I went to the Claire Trevor Dance theater and stood in line while everyone was seated. It was a different crowd then I see on this side of campus,
some people even smelled nice. Nobody knew what an electron was. A brave few were wearing short shorts (which was confusing
because I was cold* in a jacket).
The actual performance is divvied up into separate pieces with a subset of the dancers. The first seemed to be an exercise in direction. Performers are often given directions in terms of moving spatially on the stage (to stage left or stage right or upstage or downstage), but the opening piece seemed to dabble in coordinating in stage time having performers all offset themselves temporally like the instrument tracks on The Beatles' Blue Jay Way.
If the first piece represents a spread of a individual performers circulating around a central theme, the second piece is more centrally focused on placing a performer either individually or with an ensemble of other performs in that central theme and letting the ensemble push them to a very intense peak...or just letting the dancers patience and hard work communicate.
One of the most articulate, poignant pieces of dance I have seen appears here. I will let the performance speak for itself, but needless to say it's worth paying close attention to it. You'll know which one I'm talking about.
The pieces cover a broad range of thematic elements from very precise personifications of out of body concepts (growth, delicacy, etc.) to more abstract communications through dance. John finally appears where a trio of handsome, super toned dudes is required, so it's an obvious fit. This pieces seemed to be an ode to the sort of power from the human personality and body that peppers lots of Greek mythology. This was one of many times that I really noticed the lighting playing a perfectly natural role in the dancer's performance, but really every piece seems tuned in both costume, lighting, and smoke machines.
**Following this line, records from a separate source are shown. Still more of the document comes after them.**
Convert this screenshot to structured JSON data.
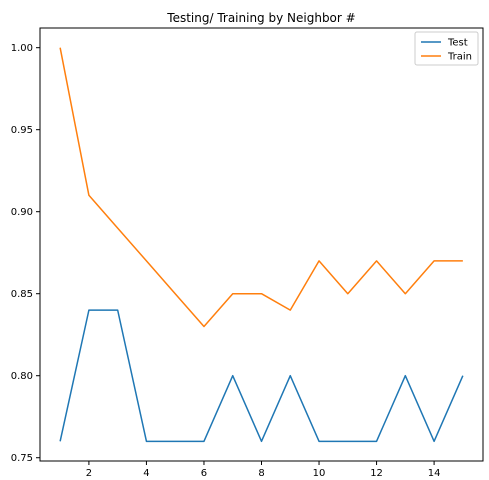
{
  "chart_data": {
    "type": "line",
    "title": "Testing/ Training by Neighbor #",
    "xlabel": "",
    "ylabel": "",
    "x": [
      1,
      2,
      3,
      4,
      5,
      6,
      7,
      8,
      9,
      10,
      11,
      12,
      13,
      14,
      15
    ],
    "xlim": [
      0.3,
      15.7
    ],
    "ylim": [
      0.748,
      1.012
    ],
    "xticks": [
      2,
      4,
      6,
      8,
      10,
      12,
      14
    ],
    "yticks": [
      0.75,
      0.8,
      0.85,
      0.9,
      0.95,
      1.0
    ],
    "ytick_labels": [
      "0.75",
      "0.80",
      "0.85",
      "0.90",
      "0.95",
      "1.00"
    ],
    "grid": false,
    "legend_position": "top-right",
    "series": [
      {
        "name": "Test",
        "color": "#1f77b4",
        "values": [
          0.76,
          0.84,
          0.84,
          0.76,
          0.76,
          0.76,
          0.8,
          0.76,
          0.8,
          0.76,
          0.76,
          0.76,
          0.8,
          0.76,
          0.8
        ]
      },
      {
        "name": "Train",
        "color": "#ff7f0e",
        "values": [
          1.0,
          0.91,
          0.89,
          0.87,
          0.85,
          0.83,
          0.85,
          0.85,
          0.84,
          0.87,
          0.85,
          0.87,
          0.85,
          0.87,
          0.87
        ]
      }
    ]
  }
}
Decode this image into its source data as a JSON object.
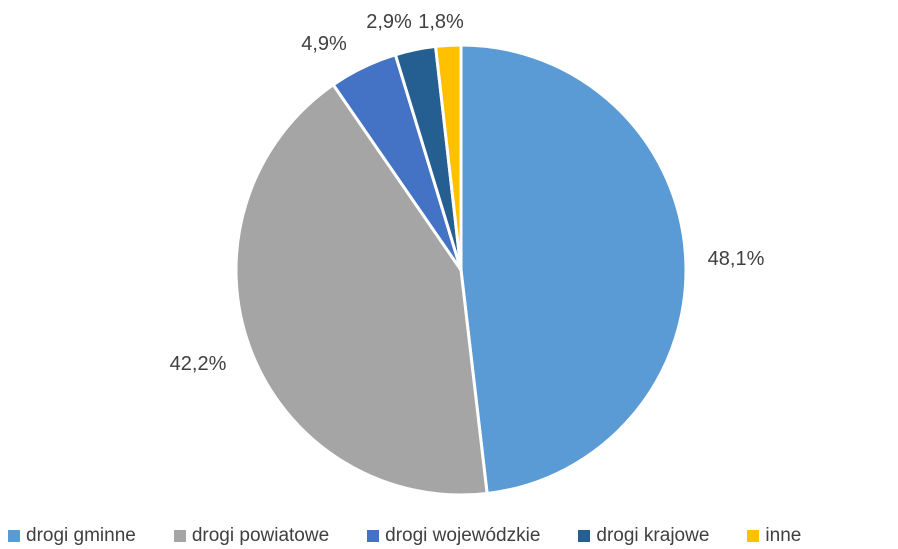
{
  "chart_data": {
    "type": "pie",
    "title": "",
    "start_angle_deg": 0,
    "direction": "clockwise",
    "legend_position": "bottom",
    "slices": [
      {
        "label": "drogi gminne",
        "value": 48.1,
        "display": "48,1%",
        "color": "#5B9BD5"
      },
      {
        "label": "drogi powiatowe",
        "value": 42.2,
        "display": "42,2%",
        "color": "#A5A5A5"
      },
      {
        "label": "drogi wojewódzkie",
        "value": 4.9,
        "display": "4,9%",
        "color": "#4472C4"
      },
      {
        "label": "drogi krajowe",
        "value": 2.9,
        "display": "2,9%",
        "color": "#255E91"
      },
      {
        "label": "inne",
        "value": 1.8,
        "display": "1,8%",
        "color": "#FFC000"
      }
    ]
  }
}
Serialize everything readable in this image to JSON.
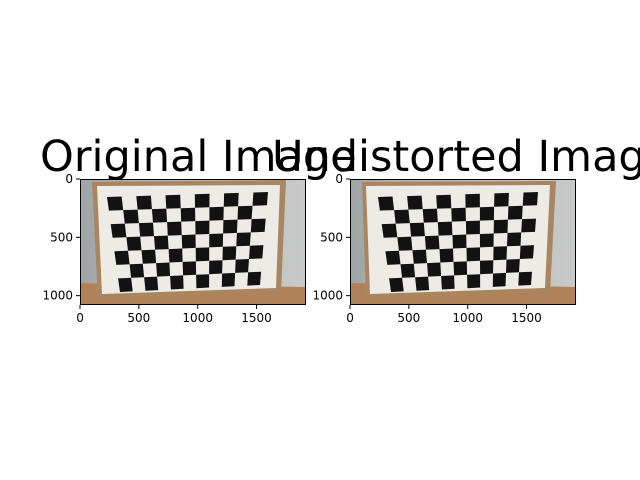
{
  "panels": [
    {
      "title": "Original Image",
      "image": "checkerboard-calibration-photo",
      "xticks": [
        0,
        500,
        1000,
        1500
      ],
      "yticks": [
        0,
        500,
        1000
      ],
      "xlim": [
        0,
        1920
      ],
      "ylim": [
        1080,
        0
      ]
    },
    {
      "title": "Undistorted Image",
      "image": "checkerboard-calibration-photo-undistorted",
      "xticks": [
        0,
        500,
        1000,
        1500
      ],
      "yticks": [
        0,
        500,
        1000
      ],
      "xlim": [
        0,
        1920
      ],
      "ylim": [
        1080,
        0
      ]
    }
  ],
  "colors": {
    "background": "#ffffff",
    "axis": "#000000",
    "photo_wall": "#b7bcbc",
    "paper": "#ecebe6",
    "board_frame": "#a98560",
    "square": "#121212",
    "table": "#b0825a"
  }
}
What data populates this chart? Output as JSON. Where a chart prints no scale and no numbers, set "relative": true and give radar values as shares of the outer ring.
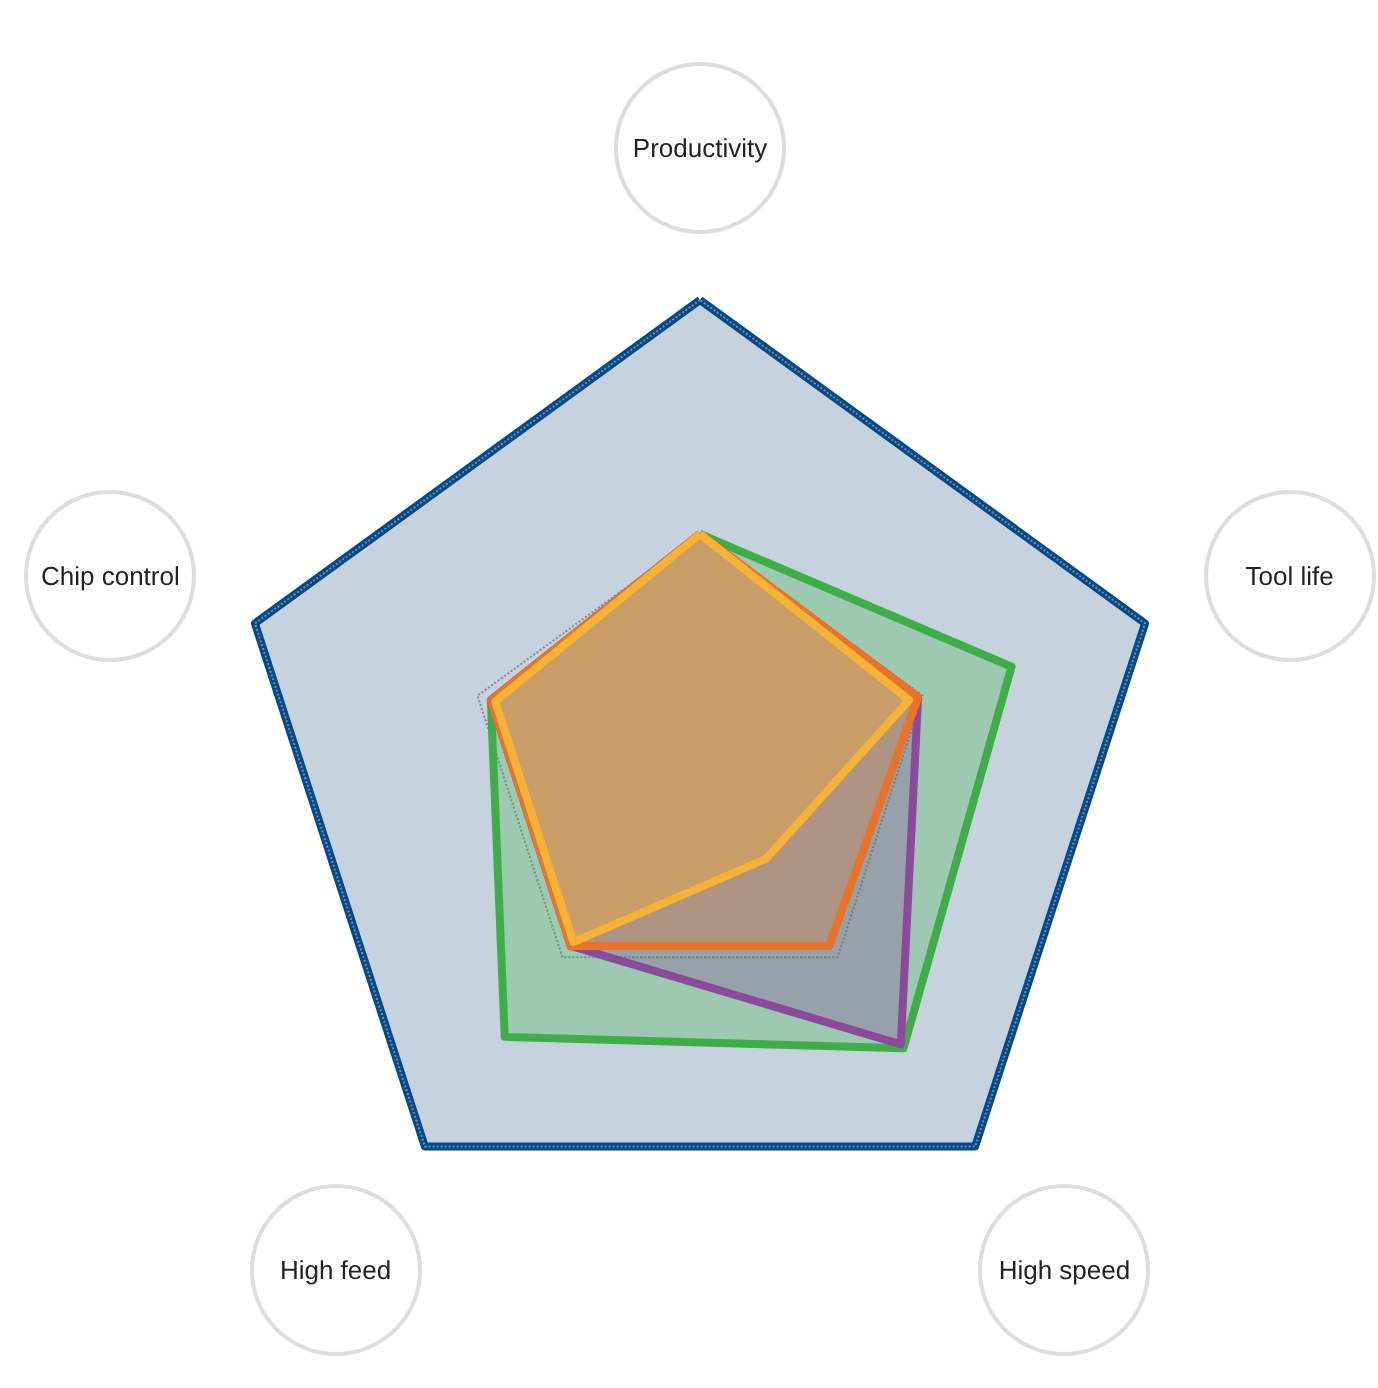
{
  "chart_data": {
    "type": "radar",
    "relative": true,
    "categories": [
      "Productivity",
      "Tool life",
      "High speed",
      "High feed",
      "Chip control"
    ],
    "series": [
      {
        "color": "#3fae49",
        "values": [
          0.5,
          0.7,
          0.74,
          0.71,
          0.47
        ]
      },
      {
        "color": "#8b4a9c",
        "values": [
          0.5,
          0.49,
          0.73,
          0.47,
          0.47
        ]
      },
      {
        "color": "#e8732a",
        "values": [
          0.5,
          0.49,
          0.47,
          0.47,
          0.47
        ]
      },
      {
        "color": "#f5b335",
        "values": [
          0.5,
          0.47,
          0.24,
          0.46,
          0.46
        ]
      }
    ]
  }
}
One piece in act two in particular was a delight. It managed to enlarge my perception of the stage spatially. Dancers in the piece that I'm talking about are constantly exchanging themselves over a relatively small area; I imagine the piece has the same effect as a school of fish would on a predator and pleasantly forced my focus on the wide variety of dances everywhere. This might be construed as a slight against the performance, but it's not. Instead, it's a very effective technique that the dancers performed well.
I would caution that this might have something to do with where I was sitting (meaning, the middle and slightly stage right). In retrospect, I would have like to have sat at the back for the first act since a lot of the performances stack the players from front to back on the stage and I may have missed the back end players. However, the second act lends itself to a seat that it right up front to catch the textural interchanging that I've been talking about. It might be worth thinking about that briefly before you head to the performance.
John returns for another piece that surely required an acrobatically
intense training. I don't want to spoil anything, but it's good.
The final piece seemingly returns to the adventures in stage time that were present in the first piece and here the lighting almost acts like another performer. I thought I caught thematic threads from all the previous pieces sewn up nicely in this ultimate piece. Even the lighting plays a powerful role in this last piece; the performers artistically threw themselves and the kitchen sink in this one to cap off a great show. The director keeps the surprises coming frequently with strength. You might even want to go twice.